Without ever signing to a major label, Dolph launched his own independent label, Paper Route Empire, and was able to earn more than his peers despite keeping a lower profile. And where did this money go? Back to the people.

The day after his murder, the rapper was scheduled to host his annual Thanksgiving turkey giveaway, donating turkeys to Memphis-based families in need.

On an even larger scale, the hard-as-nails trap artist looked after his city’s youth, purchasing foreclosed properties for his own children on their birthdays and pushing numerous adolescents to find mentors and help them succeed.

He wasn’t just a rapper. He was an ambitious entrepreneur who stayed loyal to his roots, looking after the same community that raised him.

But for longtime fans, his rise to success was only a matter of time, but those who were there from the start know just how long it took him to reach this point.

While platinum hits like “Cut It” and “Major” made him a household name, Dolph had only just begun to enter the mainstream, with his final solo album preceding his death, “Rich Slave,” which peaked at No. 4 on the Billboard Top 200, not to mention his two collaborative albums with Key Glock, “Dum and Dummer” and “Dum and Dummer 2,” which both peaked at No. 8. 

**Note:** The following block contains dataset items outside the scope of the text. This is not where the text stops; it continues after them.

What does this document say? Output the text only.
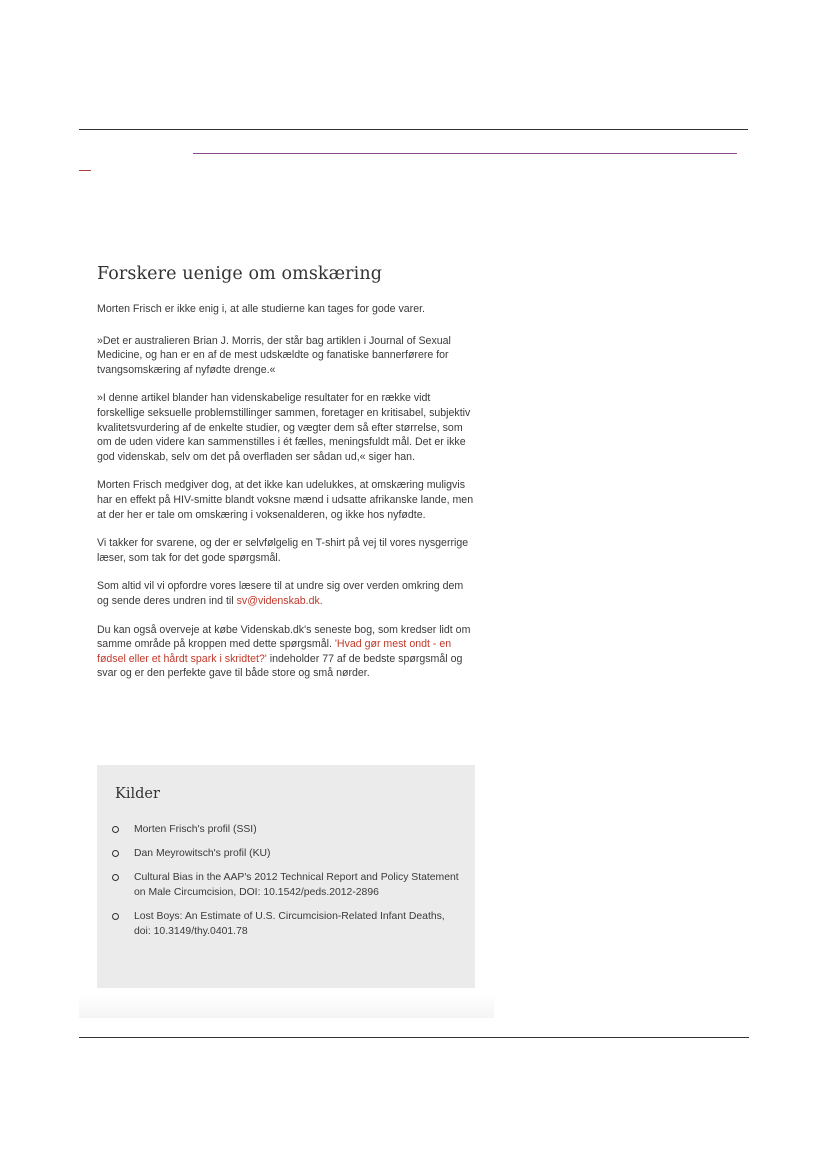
Forskere uenige om omskæring

Morten Frisch er ikke enig i, at alle studierne kan tages for gode varer.

»Det er australieren Brian J. Morris, der står bag artiklen i Journal of Sexual Medicine, og han er en af de mest udskældte og fanatiske bannerførere for tvangsomskæring af nyfødte drenge.«

»I denne artikel blander han videnskabelige resultater for en række vidt forskellige seksuelle problemstillinger sammen, foretager en kritisabel, subjektiv kvalitetsvurdering af de enkelte studier, og vægter dem så efter størrelse, som om de uden videre kan sammenstilles i ét fælles, meningsfuldt mål. Det er ikke god videnskab, selv om det på overfladen ser sådan ud,« siger han.

Morten Frisch medgiver dog, at det ikke kan udelukkes, at omskæring muligvis har en effekt på HIV-smitte blandt voksne mænd i udsatte afrikanske lande, men at der her er tale om omskæring i voksenalderen, og ikke hos nyfødte.

Vi takker for svarene, og der er selvfølgelig en T-shirt på vej til vores nysgerrige læser, som tak for det gode spørgsmål.

Som altid vil vi opfordre vores læsere til at undre sig over verden omkring dem og sende deres undren ind til sv@videnskab.dk.

Du kan også overveje at købe Videnskab.dk's seneste bog, som kredser lidt om samme område på kroppen med dette spørgsmål. 'Hvad gør mest ondt - en fødsel eller et hårdt spark i skridtet?' indeholder 77 af de bedste spørgsmål og svar og er den perfekte gave til både store og små nørder.

Kilder
Morten Frisch's profil (SSI)
Dan Meyrowitsch's profil (KU)
Cultural Bias in the AAP's 2012 Technical Report and Policy Statement on Male Circumcision, DOI: 10.1542/peds.2012-2896
Lost Boys: An Estimate of U.S. Circumcision-Related Infant Deaths, doi: 10.3149/thy.0401.78
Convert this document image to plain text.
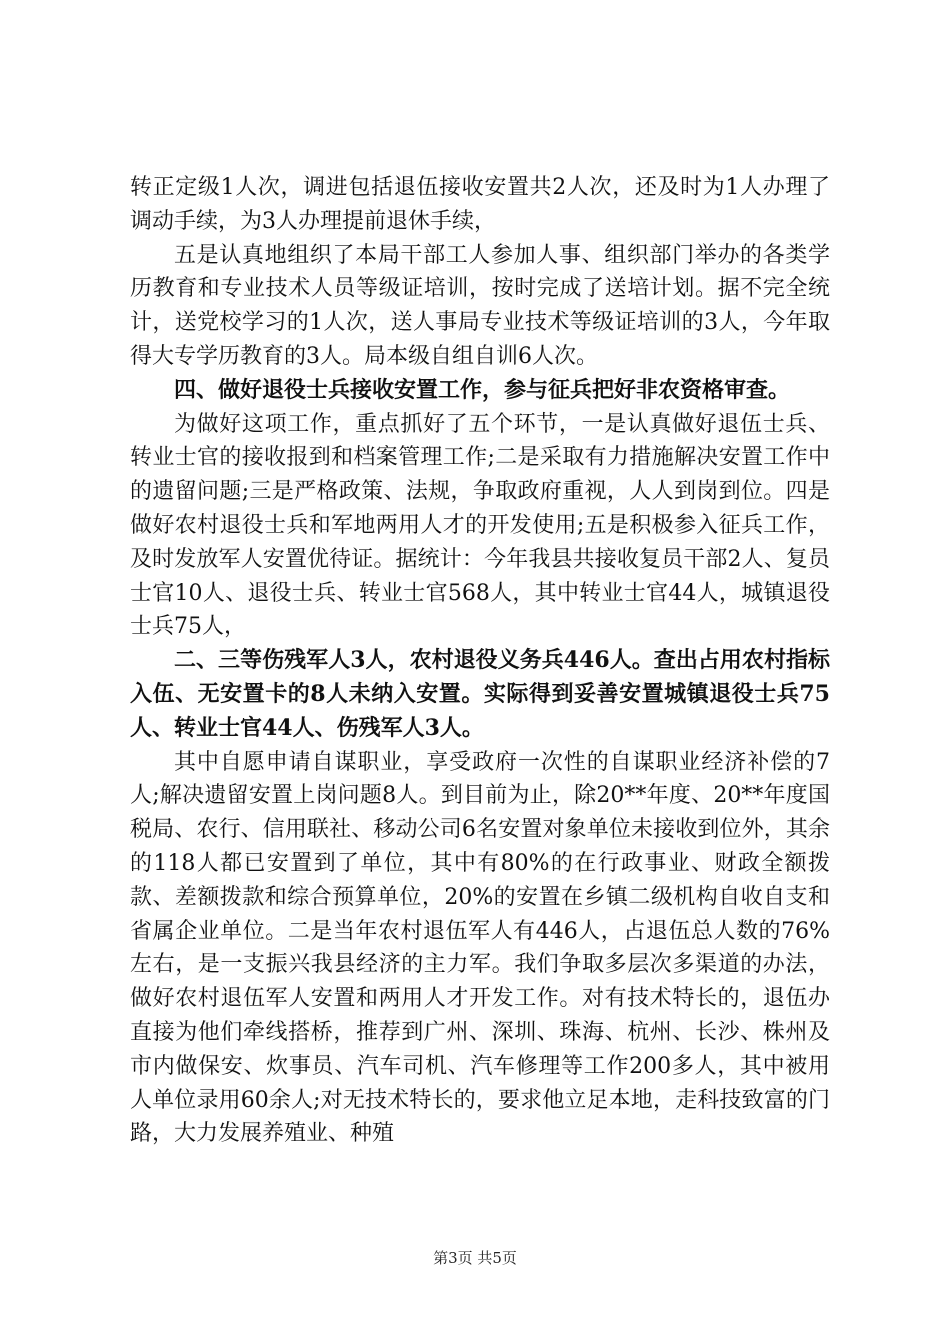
转正定级1人次，调进包括退伍接收安置共2人次，还及时为1人办理了调动手续，为3人办理提前退休手续，

五是认真地组织了本局干部工人参加人事、组织部门举办的各类学历教育和专业技术人员等级证培训，按时完成了送培计划。据不完全统计，送党校学习的1人次，送人事局专业技术等级证培训的3人，今年取得大专学历教育的3人。局本级自组自训6人次。

四、做好退役士兵接收安置工作，参与征兵把好非农资格审查。

为做好这项工作，重点抓好了五个环节，一是认真做好退伍士兵、转业士官的接收报到和档案管理工作;二是采取有力措施解决安置工作中的遗留问题;三是严格政策、法规，争取政府重视，人人到岗到位。四是做好农村退役士兵和军地两用人才的开发使用;五是积极参入征兵工作，及时发放军人安置优待证。据统计：今年我县共接收复员干部2人、复员士官10人、退役士兵、转业士官568人，其中转业士官44人，城镇退役士兵75人，

二、三等伤残军人3人，农村退役义务兵446人。查出占用农村指标入伍、无安置卡的8人未纳入安置。实际得到妥善安置城镇退役士兵75人、转业士官44人、伤残军人3人。

其中自愿申请自谋职业，享受政府一次性的自谋职业经济补偿的7人;解决遗留安置上岗问题8人。到目前为止，除20**年度、20**年度国税局、农行、信用联社、移动公司6名安置对象单位未接收到位外，其余的118人都已安置到了单位，其中有80%的在行政事业、财政全额拨款、差额拨款和综合预算单位，20%的安置在乡镇二级机构自收自支和省属企业单位。二是当年农村退伍军人有446人，占退伍总人数的76%左右，是一支振兴我县经济的主力军。我们争取多层次多渠道的办法，做好农村退伍军人安置和两用人才开发工作。对有技术特长的，退伍办直接为他们牵线搭桥，推荐到广州、深圳、珠海、杭州、长沙、株州及市内做保安、炊事员、汽车司机、汽车修理等工作200多人，其中被用人单位录用60余人;对无技术特长的，要求他立足本地，走科技致富的门路，大力发展养殖业、种殖

第3页 共5页
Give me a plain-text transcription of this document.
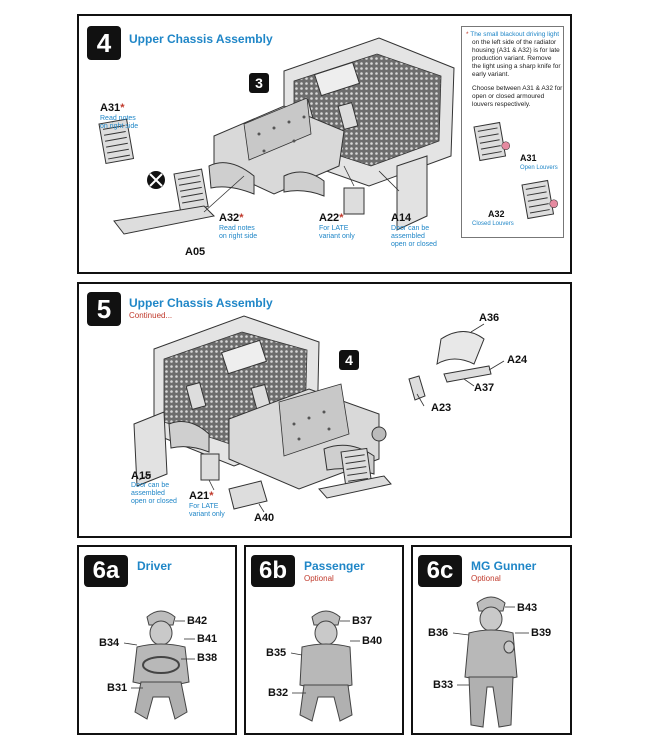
4	Upper Chassis Assembly
3
A31*
Read notes
on right side
A32*
Read notes
on right side
A05
A22*
For LATE
variant only
A14
Door can be
assembled
open or closed
* The small blackout driving light
on the left side of the radiator
housing (A31 & A32) is for late
production variant. Remove
the light using a sharp knife for
early variant.
Choose between A31 & A32 for
open or closed armoured
louvers respectively.
A31
Open Louvers
A32
Closed Louvers
5	Upper Chassis Assembly
Continued...
4
A36
A24
A37
A23
A15
Door can be
assembled
open or closed A21*
For LATE
variant only	A40
6a	Driver
B42
B34	B41
B38
B31
6b	Passenger
Optional
B37
B35
B40
B32
6c	MG Gunner
Optional
B43
B36	B39
B33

Acting as Dolph’s protégé, Glock was one of Dolph’s only frequent collaborators in the twilight years of his career. Working typically as a solo artist, Dolph could effortlessly carry any song on his own, equipped with some of the hardest verses around:

          “Uncle Vic told me stay down with this s--t ‘til it blow up / Smokin’ on some shit you not, got Wock-Wock in my soda / Used to sign for the packs, now I sign t-shirts and posters / Drop five hundred racks to drop the top on that new roadster / Balenciaga the drip / First class, Dubai, take a trip / Spend a little bit, stack all the chips / I walk in Margiela and go crazy / Can’t get money with me, you too lazy / One thing I ain’t never did was never ever ever let a b---h play me.”

To most people, this is just a verse from a little-known late rapper.

But to me, it’s a verse from one of the most respected rappers in the game. 

Dolph may never have never had the sales or fame of mainstays like Drake or Kendrick Lamar, but that didn’t stop him from securing features with heavy hitters like Wiz Khalifa, Gucci Mane and Memphis pioneers Juicy J and Project Pat, only further proving his low-key legendary status.

In an era where celebrities are immortalized after death, it’s easy to predict Dolph’s popularity will only grow posthumously, but it’s sad to realize how little new fans will ever know of his tireless work ethic, both in and out the studio.

That’s because Dolph was not just another rapper.

He was a menacing persona who could intimidate any listener in seconds, yet he still found time to become one of the most giving souls his hometown could ever ask for.